Iowa floats first state-level ‘Department of Government Efficiency’

Iowa Gov. Kim Reynolds speaks at a previous event. Reynolds recently announced a state-level 'Department of Government Efficiency,' an homage to President Donald Trump's recent executive order.

Iowa Gov. Kim Reynolds speaks at a previous event. Reynolds recently announced a state-level 'Department of Government Efficiency,' an homage to President Donald Trump's recent executive order. Kevin Dietsch via Getty Images

Gov. Kim Reynolds said the new task force would build on the state’s previous efforts to consolidate agencies and technology, which has already saved millions of dollars.

President Donald Trump wasted little time in establishing the Department of Government Efficiency, albeit as a component of the existing U.S. Digital Service. One state leader intends to follow in his footsteps and appears to be the first to do so.

Iowa Gov. Kim Reynolds, a Republican, announced during her Condition of the State address earlier this month that she would establish a state-level DOGE by executive order, a task force “to find even greater savings and efficiencies in both state and local government” as part of a plan to pass property tax reform. As of this week, an executive order had not been issued.

Reynolds said the efficiency initiative would build on efforts already undertaken in Iowa, which consolidated 37 state agencies into 16, including consolidating IT systems that once were in 20 departments into one. That effort began in 2023 and has saved taxpayers $217 million already, Reynolds said, but there is more to do.

“I like to say that we were doing DOGE before DOGE was a thing,” she said during her speech. The task force will be led by Emily Schmitt, the general counsel of grain equipment manufacturing company Sukup Manufacturing.

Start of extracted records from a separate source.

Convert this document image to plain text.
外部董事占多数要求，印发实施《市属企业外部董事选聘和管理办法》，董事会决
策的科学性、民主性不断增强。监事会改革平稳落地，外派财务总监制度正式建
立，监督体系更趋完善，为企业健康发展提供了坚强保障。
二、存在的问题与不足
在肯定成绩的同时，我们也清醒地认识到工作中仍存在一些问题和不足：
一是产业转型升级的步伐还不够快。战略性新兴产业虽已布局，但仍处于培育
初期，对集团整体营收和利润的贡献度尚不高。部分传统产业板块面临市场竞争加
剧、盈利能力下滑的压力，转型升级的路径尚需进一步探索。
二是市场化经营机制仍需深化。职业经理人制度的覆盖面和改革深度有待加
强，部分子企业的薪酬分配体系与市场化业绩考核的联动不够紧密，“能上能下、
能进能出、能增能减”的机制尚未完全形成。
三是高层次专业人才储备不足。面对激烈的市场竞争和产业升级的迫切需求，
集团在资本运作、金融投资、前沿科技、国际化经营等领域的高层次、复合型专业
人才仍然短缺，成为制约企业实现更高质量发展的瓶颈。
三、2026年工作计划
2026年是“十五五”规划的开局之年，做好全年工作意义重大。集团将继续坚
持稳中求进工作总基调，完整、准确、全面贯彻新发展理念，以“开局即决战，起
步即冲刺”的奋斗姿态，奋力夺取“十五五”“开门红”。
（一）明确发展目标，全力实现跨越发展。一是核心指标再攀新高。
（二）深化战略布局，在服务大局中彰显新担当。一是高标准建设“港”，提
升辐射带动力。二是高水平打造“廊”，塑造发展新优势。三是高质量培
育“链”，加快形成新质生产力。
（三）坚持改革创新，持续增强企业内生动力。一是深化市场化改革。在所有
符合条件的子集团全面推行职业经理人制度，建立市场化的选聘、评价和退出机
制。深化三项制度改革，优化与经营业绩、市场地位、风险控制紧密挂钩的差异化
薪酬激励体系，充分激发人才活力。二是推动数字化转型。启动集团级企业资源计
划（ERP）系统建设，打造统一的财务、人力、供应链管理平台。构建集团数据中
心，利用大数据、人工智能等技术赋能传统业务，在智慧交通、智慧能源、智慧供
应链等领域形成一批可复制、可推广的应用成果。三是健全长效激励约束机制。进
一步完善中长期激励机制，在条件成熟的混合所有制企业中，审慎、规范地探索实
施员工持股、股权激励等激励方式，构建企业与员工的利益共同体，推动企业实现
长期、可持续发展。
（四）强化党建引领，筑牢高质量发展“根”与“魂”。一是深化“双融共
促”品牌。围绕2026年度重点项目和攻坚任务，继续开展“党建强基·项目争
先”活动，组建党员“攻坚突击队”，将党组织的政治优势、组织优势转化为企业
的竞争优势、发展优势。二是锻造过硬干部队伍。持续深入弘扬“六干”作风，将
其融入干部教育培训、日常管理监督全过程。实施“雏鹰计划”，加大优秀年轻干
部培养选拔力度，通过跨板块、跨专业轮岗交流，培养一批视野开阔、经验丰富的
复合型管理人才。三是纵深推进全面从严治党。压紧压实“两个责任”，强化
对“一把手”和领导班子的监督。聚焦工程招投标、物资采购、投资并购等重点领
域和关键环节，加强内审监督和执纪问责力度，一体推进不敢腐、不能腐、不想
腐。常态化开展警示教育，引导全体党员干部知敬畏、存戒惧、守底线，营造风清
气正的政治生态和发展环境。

A similar effort is already in place under Iowa’s Auditor of State Rob Sand, who for the past six years has provided a Public Innovations & Efficiencies Checklist to help state and local governments “increase efficiency and communicate with the public about their efforts.” In a statement after Reynolds’ speech, Sands said he hoped the new DOGE would collaborate with his existing initiative “rather than inefficiently duplicating efforts.” Mississippi has a similar efficiency program in place.

Reynolds said the consolidated approach to technology helped Iowa last year during the CrowdStrike outage, which happened after the cybersecurity company issued a faulty update and caused widespread chaos across multiple sectors.

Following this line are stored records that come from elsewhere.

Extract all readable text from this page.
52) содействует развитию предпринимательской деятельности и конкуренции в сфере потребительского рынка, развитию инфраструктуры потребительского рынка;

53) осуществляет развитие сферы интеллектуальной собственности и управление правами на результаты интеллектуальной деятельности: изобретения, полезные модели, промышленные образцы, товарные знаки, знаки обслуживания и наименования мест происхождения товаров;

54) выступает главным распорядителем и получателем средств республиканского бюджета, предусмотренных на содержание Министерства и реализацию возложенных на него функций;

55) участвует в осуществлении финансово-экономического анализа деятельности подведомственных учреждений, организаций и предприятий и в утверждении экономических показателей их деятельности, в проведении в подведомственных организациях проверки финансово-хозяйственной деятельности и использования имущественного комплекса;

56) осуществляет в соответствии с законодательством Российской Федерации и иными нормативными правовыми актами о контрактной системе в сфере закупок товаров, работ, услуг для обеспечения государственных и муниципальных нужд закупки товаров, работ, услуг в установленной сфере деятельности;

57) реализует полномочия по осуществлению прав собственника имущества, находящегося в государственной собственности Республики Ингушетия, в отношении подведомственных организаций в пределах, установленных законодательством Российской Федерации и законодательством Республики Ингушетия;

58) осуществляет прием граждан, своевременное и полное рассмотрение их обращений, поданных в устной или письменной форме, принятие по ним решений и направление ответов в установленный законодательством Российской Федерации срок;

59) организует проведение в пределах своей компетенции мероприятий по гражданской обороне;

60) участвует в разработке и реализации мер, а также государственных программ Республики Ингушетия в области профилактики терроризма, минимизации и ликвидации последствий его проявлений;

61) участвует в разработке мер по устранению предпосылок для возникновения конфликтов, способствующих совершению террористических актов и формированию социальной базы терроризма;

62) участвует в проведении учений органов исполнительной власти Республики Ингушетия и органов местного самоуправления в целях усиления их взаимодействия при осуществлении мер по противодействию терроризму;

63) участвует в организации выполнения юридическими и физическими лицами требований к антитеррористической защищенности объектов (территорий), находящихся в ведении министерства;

At a panel discussion during the National Association of State Chief Information Officers’ annual conference in New Orleans last year, Iowa Deputy CIO Michelle O’Hollearn said the outage “completely turned the apple cart upside down” while state officials were in the midst of consolidating their technology offices.

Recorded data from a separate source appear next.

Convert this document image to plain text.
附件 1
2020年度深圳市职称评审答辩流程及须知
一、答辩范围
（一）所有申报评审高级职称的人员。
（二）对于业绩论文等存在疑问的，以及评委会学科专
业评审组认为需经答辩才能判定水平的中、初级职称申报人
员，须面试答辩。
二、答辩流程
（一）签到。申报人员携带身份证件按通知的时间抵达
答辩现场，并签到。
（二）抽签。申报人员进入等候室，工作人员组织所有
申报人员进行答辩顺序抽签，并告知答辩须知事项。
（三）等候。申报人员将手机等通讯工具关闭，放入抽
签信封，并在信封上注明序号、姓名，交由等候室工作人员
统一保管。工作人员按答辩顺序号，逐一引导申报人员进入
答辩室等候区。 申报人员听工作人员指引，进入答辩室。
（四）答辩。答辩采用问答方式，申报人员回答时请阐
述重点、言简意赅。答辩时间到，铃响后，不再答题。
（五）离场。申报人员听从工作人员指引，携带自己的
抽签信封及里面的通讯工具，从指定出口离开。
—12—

Reynolds said in her speech that the consolidated approach helped the state limit the damage.

“[When] cybersecurity company Crowdstrike brought down IT systems across the world, Iowa’s consolidated system was back online shortly after lunch, while other states and businesses were in the dark for days and even weeks,” she said. Consolidation has provided a “single viewpoint into every IT operation within the executive branch,” Reynolds added.

Iowa’s DOGE will likely go far beyond technology, although the federal one might provide some clues on how state leaders could proceed. Trump’s executive order put the U.S. Digital Service — or U.S. DOGE Service, as it is now known — to work on a “Software Modernization Initiative,” that the order said will look “to improve the quality and efficiency of government-wide software, network infrastructure, and information technology (IT) systems.”

“Among other things, the USDS Administrator shall work with Agency Heads to promote inter-operability between agency networks and systems, ensure data integrity, and facilitate responsible data collection and synchronization,” the executive order continued.

Iowa’s IT leadership now falls entirely on its Department of Management. O’Hollearn said last year at NASCIO that has meant “having a much larger organization” as IT staff are all centralized there, as well as “knowing what [we've] got, and then unifying and standardizing.” As the state’s efforts to think of IT at an enterprise level continue, they will continue to look for “low hanging fruit” and “big opportunities” to not just find efficiencies but also partner with vendors, O’Hollearn added.

Getting state legislators on board to support those efforts will be key, she said. 

“Telling the story probably isn't where a lot of technicians are strong, and so I think this is definitely where partners can come help us to think about, how do we create that narrative together?” she said. “Come with ideas, understand strategically where we're going, and then we can work together to get there.”